At the time, the PBO disputed reports by the federal government that it was poised to get back all of its investments on some projects in five years, estimating it would actually take two decades.

Canadian economist jackass Mintz estimated that in some of these projects, the cost to taxpayers would be about $4 million per job created.

Today — with slumping EV sales in Canada and the U.S. — this government subsidy strategy lies in ruins, with many of the EV projects cancelled, delayed, relocated to the U.S., or in bankruptcy.

Taxpayers won't be on the hook for all of the $52.5 billion in pubic subsides because many were based on the actual production of EVs and batteries, that now won't happen.

But taxpayers are on the hook for an additional amount of almost $9 billion — so far — that federal and provincial governments across the country have spent, or committed to spend, giving direct subsidies to buyers of EV vehicles.

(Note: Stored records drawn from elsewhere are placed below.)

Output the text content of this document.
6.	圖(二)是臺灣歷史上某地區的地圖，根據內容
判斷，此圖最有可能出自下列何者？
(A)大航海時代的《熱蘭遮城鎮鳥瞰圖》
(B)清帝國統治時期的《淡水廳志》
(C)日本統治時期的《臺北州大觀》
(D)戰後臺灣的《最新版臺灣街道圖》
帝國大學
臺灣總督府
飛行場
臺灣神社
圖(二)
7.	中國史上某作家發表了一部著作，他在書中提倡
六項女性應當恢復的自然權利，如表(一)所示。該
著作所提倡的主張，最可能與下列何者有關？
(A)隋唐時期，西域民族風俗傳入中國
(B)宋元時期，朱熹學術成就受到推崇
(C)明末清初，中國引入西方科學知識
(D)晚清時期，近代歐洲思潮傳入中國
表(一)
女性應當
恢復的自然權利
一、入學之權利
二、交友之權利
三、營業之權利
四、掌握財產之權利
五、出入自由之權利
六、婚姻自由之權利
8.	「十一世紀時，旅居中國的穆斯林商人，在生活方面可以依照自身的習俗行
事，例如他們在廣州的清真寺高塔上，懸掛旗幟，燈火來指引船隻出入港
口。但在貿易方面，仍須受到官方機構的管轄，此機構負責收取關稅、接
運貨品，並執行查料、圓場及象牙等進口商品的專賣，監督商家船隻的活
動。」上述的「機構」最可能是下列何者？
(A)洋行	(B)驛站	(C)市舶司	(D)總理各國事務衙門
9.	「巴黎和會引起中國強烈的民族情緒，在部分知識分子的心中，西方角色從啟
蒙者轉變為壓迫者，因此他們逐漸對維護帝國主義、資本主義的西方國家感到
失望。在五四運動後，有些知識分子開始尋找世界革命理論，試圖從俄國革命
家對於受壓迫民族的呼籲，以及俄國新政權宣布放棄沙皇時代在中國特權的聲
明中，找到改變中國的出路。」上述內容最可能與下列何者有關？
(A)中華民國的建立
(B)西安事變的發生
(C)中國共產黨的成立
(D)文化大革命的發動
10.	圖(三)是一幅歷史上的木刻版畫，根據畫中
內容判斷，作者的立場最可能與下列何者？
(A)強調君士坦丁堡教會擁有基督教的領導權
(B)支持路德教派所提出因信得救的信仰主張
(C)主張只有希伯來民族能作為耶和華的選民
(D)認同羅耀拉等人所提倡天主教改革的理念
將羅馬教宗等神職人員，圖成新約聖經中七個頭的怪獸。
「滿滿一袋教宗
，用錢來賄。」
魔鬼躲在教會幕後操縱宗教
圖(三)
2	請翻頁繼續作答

The reason is that EVs are more expensive than comparable gas-powered cars and have relatively limited range, particularly in cold weather.

That, plus a national shortage of charging stations, means government subsidies are needed to convince many drivers to buy them.

The current federal subsidy is up to $5,000 for a fully electric vehicle and up to $2,500 for plug-in hybrids costing up to $50,000, from countries that have free trade agreements with Canada.

There is no price limit on the cost of the vehicle to qualify for the subsidies if it is Canadian made.

Canadian government policies of subsidizing the production and sale of EVs are in trouble because the Trudeau government created them to compete with similar subsides offered by the administration of former U.S. president Joe Biden.

Since Donald Trump because president he has killed most of those subsidies, and used his trade and tariff policies to pressure auto manufacturers to relocate production to the United States.